Guangdong's Quick Return
Despite Shanghai's relatively prompt return to work, the report indicates that many factories in the southern industrial powerhouse of Guangdong restarted operations some 10 days earlier. Silk Road Associates sought out Baidu's urban mobility data for early to mid-February, finding high-levels of interprovincial movement -- an indicator that migrant workers were on their way back to work.
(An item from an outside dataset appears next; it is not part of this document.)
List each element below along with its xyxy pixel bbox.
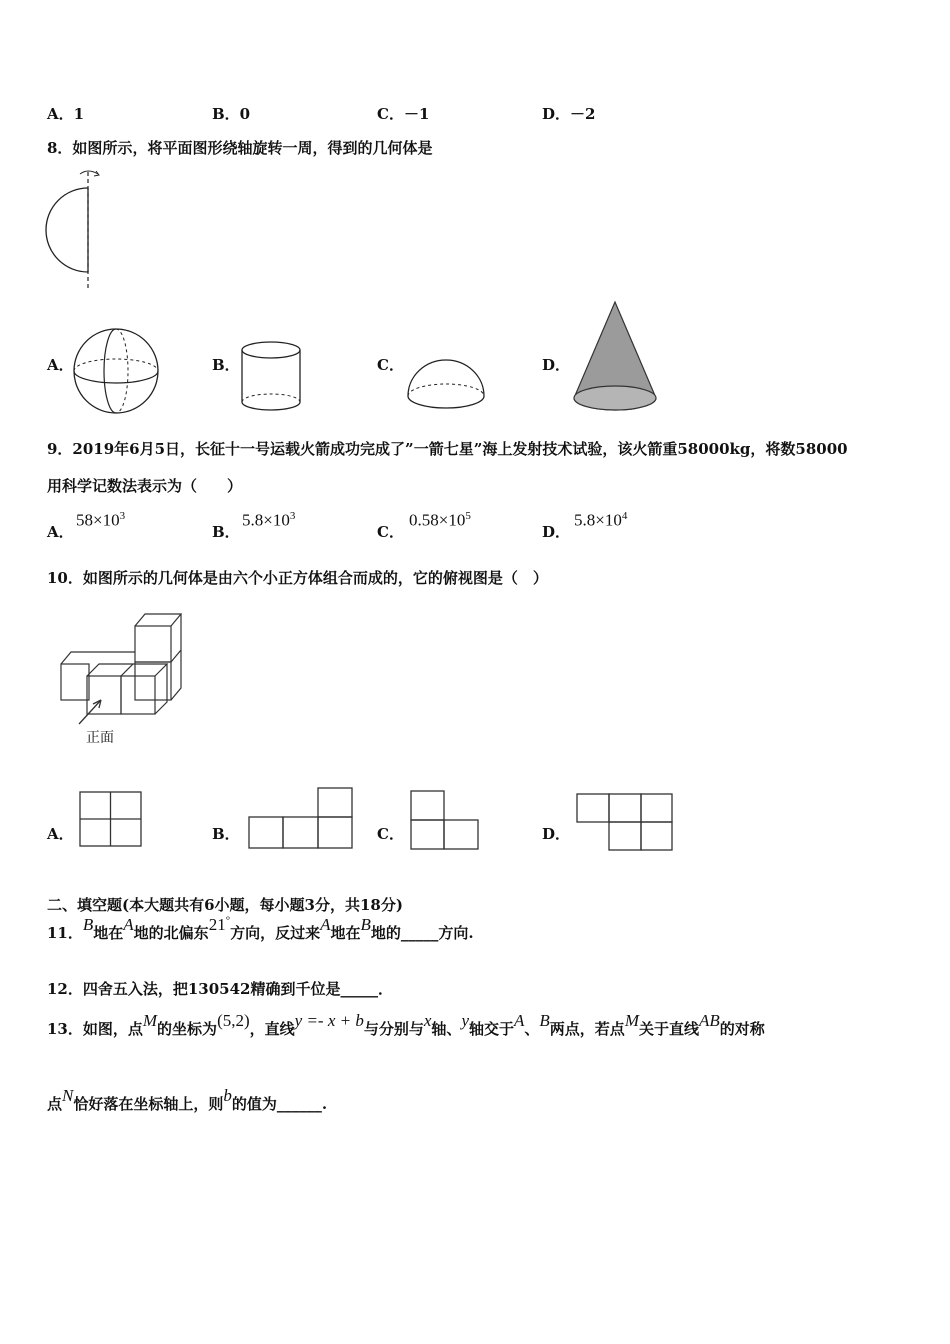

"You saw the return of migrant workers in particular to Shenzhen and Guangzhou and that was quite striking to us," Simpfendorfer said. "The fact that those migrant workers were quick to come back to the southern manufacturing hub; the return to more eastern coast manufacturing hubs, particularly Wuxi, Suzhou, Ningbo, were slightly delayed again underscoring regional municipal level differences."
Simpfendofer attributes these disparities to demand, but also the municipal-level restrictions on mobility and social distancing. It's worth stating that urban mobility levels in these eastern cities returned to similar figures to those in Guangdong a few weeks later.
The report states that while average distances traveled to most destination cities has returned to the January average of 250 kilometers, the figure remains subdued for those going from Beijing and Shanghai.
Ship Arrivals
In addition to pollution levels, the report also looked to Automatic Identification System daily ship movement data to provide a "more real-time insight than some of the monthly figures." This included ship arrivals from 130 of China's coastal ports.
Researchers found a pickup in vessel arrivals post-Chinese New Year, partly due to the return of workers, Simpfendorfer said. Previous unfulfilled orders also played a role as factories looked to ship products out as quickly as possible. The analysis also noted another rise in activity at international ports in March. This second jump was "consistent with factories trying to get through that backlog of orders," he said.
While international container ports initially returned to January levels in March, there has since been a "flattening out" in ship movements with some terminals experiencing decline. The report suggests the dip indicates that the possible weaker demand for exports is now hitting the manufacturing sector.
"Over the next few weeks, once that backlog was eased and external demand weakened, many global brands said to factory suppliers: please, you've got to delay shipments, we actually don't have demand for these products now," Simpfendorfer added.